Creates the initial variation i.e "caps" the directed graph. It creates a first node that points to the first variations.

``````cap(reference, previous-position, previous-nodes)
map(
lambda node: (substring(reference, 0, previous-position), node)
previous-nodes
)
``````

### 1.2 Handle Unique

Inserts a variation where there isn't an alternative. In a case where there's only 1 alternative path so we break the current sequence and insert our alternative path, for example, `a -> b` and `a -> c`.

``````handle-unique(reference, variations, previous-position, previous-nodes)
...
``````

### 1.3 Handle Duplicate

Inserts extra alternative variations where they already exist. for example `a -> b`, `a -> c` and `a -> d`.

``````handle-duplicate(reference, variations, previous-position, previous-nodes)
...
``````

## 2. Generate a Directed Graph Out of a List of Pairs

O(n); with n being the size of the list of pairs

``````gen-directed-graph(g, list-of-pairs)
foldl(
// make sure that you're not overwriting the list of edges of a node as you
// update it. This check makes `gen-directed-graph` slow approx 4n.
g
list-of-pairs)
``````
• g: a graph
• list-of-pairs: a list of pairs

The reason for the bad performance of `gen-directed-graph` is that it checks to avoid overwriting any existing nodes. This is to mean that if there's a relationship like: `a -> b` and `a -> c` we have to make sure not to lose the edge `a -> b` when creating `a -> c`. It, however, does suffice for virus data.
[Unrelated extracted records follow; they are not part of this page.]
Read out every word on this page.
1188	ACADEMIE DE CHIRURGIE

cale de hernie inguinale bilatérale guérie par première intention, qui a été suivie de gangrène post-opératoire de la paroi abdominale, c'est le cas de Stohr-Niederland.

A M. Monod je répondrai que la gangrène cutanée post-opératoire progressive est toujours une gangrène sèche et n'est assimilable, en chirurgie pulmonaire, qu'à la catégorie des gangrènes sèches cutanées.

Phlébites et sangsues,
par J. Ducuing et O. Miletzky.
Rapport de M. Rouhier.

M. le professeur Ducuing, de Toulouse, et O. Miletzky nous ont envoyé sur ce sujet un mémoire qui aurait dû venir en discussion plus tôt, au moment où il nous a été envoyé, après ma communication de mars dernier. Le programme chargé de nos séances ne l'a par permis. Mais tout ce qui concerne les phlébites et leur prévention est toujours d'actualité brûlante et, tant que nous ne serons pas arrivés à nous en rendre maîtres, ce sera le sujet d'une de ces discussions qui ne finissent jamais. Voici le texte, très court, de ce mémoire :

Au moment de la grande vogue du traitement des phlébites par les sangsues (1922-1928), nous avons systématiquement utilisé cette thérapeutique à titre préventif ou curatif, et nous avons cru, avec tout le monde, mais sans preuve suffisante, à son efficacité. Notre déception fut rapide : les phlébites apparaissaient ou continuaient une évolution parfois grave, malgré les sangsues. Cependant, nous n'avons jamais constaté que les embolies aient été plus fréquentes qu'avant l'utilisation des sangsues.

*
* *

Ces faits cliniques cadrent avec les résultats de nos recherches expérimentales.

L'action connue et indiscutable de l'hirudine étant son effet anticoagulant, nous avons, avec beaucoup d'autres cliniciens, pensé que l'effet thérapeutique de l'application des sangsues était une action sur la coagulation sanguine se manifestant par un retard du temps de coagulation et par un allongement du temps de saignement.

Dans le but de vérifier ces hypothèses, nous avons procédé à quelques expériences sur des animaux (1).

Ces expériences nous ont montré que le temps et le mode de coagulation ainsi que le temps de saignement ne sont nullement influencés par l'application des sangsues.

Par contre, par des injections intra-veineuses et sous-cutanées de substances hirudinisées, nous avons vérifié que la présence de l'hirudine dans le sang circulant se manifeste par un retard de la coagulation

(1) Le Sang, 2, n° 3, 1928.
## 3. Return a Variation Graph

A composition of `gen-node-list` and `gen-directed-graph`

``````gen-vg(reference, variations)
node-list <- gen-node-list(reference, variation)
graph     <- gen-directed-graph(node-list)
return graph
``````

# Visualization and Output

Graphite supports the generation of graphs in: GFA, for interoperability with tools such as vg and bandage; DOT, for visualization; and a serialized form, .gra.

# Optimization Idea

Representing the alphabet in 4 bits, as is done in BioD, because:

• the extra bits accommodate ambiguous bases
• we could then perform fast and efficient complimenting though bit shifting

The alphabet would be:

• A as 0001
• C as 0010
• T as 0100
• G as 1000

However, most of the optimization would come from graph creation, graph update and search which is what I'm focused on for now.